NPR’s Weekend Edition did a show on the UP this weekend. I’m just shamelessly plugging it everywhere, since it explores such important issues like “Should it be illegal to leave the U.P. off every official Michigan State map?” and “What is a Yooper?”
It’s got some purdy pictures, too. Take a look (and listen!):
Of course you do! Tons o’ pasties 'round here. And they’re real. At least, they’re real Yooper pasties. They make a great lunch to break up a hard day of coding.
I thought of you when I heard the stories, Athena. My great aunt lived in Marquette for most of her adult life (she grew up in Saginaw) and taught at NMU. Only visited her once (approximately 1 million years ago, when I was about 10), but the UP made a big impression on me.
I’d love to go back as an adult sometime… For the moment, this coverage is reminding me why I’d like to visit.

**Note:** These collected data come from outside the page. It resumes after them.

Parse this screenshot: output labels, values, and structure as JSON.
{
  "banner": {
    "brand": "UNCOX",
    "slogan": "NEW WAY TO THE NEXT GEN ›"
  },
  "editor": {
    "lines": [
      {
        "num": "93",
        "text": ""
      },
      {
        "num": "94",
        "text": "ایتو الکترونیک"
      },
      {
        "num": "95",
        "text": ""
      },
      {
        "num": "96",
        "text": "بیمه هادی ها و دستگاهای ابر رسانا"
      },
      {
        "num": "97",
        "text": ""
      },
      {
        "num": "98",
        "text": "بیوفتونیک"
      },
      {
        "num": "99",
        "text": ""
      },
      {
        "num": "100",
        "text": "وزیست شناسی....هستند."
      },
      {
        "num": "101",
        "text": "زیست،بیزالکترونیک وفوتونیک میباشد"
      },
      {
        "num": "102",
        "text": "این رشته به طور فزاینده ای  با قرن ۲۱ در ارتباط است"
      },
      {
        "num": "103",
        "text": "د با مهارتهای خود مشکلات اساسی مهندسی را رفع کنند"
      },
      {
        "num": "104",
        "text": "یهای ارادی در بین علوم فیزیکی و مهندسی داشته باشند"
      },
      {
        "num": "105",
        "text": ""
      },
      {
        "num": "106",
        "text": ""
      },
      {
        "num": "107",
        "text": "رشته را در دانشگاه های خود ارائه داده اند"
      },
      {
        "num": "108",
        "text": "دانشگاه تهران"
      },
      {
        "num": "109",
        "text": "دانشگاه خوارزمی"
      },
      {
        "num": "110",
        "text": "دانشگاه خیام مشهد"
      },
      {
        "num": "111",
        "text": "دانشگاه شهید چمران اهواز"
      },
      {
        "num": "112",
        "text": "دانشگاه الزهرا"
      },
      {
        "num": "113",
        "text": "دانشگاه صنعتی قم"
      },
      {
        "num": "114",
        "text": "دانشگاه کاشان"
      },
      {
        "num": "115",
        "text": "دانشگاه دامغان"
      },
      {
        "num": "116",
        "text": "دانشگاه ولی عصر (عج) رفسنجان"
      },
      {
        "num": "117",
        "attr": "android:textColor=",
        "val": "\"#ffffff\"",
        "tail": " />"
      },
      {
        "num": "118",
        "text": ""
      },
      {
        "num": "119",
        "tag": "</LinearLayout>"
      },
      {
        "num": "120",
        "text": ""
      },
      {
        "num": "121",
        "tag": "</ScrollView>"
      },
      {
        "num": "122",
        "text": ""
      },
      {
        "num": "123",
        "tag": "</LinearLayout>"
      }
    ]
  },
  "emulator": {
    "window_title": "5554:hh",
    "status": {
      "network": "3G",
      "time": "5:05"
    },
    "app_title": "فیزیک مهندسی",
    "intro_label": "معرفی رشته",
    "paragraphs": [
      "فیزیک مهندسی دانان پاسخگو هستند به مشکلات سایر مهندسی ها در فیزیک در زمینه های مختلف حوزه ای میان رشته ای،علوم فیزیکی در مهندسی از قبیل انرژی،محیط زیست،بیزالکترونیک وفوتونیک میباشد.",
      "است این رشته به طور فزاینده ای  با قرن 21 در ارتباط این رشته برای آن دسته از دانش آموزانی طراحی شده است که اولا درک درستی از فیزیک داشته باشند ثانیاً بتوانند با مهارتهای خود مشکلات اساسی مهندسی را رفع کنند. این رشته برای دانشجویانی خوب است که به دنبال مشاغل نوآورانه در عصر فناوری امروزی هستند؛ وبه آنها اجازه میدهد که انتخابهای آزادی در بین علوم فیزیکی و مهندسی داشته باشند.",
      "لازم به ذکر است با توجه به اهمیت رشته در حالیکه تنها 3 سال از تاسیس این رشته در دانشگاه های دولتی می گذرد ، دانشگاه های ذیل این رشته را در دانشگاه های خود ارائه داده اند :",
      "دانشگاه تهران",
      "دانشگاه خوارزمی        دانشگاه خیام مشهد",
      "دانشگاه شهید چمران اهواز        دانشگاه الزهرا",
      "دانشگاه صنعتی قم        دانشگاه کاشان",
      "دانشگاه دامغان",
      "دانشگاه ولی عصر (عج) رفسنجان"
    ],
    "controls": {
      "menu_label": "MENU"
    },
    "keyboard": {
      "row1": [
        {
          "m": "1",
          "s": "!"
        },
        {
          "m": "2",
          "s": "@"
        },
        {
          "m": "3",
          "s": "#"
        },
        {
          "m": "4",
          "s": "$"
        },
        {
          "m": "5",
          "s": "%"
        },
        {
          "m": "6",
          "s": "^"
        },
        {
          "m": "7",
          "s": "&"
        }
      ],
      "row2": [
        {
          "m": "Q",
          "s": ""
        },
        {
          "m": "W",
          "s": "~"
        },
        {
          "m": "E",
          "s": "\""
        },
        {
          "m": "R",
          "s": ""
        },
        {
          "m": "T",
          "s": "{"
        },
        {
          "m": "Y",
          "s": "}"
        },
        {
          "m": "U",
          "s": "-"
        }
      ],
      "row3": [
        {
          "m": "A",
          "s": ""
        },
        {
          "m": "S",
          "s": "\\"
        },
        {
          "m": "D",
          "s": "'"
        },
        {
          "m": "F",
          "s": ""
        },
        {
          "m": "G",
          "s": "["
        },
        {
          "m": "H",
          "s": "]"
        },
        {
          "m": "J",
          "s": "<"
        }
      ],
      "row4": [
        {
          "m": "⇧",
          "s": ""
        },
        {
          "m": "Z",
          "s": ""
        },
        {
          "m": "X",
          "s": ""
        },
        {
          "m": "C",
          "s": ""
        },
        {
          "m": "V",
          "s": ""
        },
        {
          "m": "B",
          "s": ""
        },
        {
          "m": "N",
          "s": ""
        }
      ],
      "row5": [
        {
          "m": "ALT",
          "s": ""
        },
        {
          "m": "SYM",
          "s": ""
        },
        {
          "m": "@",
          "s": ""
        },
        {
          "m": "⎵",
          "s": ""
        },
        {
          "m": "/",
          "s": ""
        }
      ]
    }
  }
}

I gots to get me back to da UP one day soon. It’s been a few years now since I visited.
The Garden Peninsula would make a nice destination. It’s the mirror-image of Wisconsin’s Door Peninsula, without all the tourists and tacky souvenir stands.
Garden has Fayette Historic Townsite and a pretty nice public golf course and three restaraunts, but you’d want to stay at a hotel in Manistique, 25 miles away, if you intend to visit.
I grew up about a mile from that ore dock and spent many a summer evening exploring it. It’s a magnificent structure. The last I heard, they had designated it an historic landmark - so I don’t think it can be torn down.
I’ll be back visiting this February and will be bringing my family. I’m really looking forward to showing them around. Very different in winter, of course.
Unfortunately, it’s not a historic landmark. The city talks about tearing it down all the time. Or building a mall/condos/etc on it. They already pulled down the old trestle, I’m hoping the Ore Dock proves to be too big for them to do much about.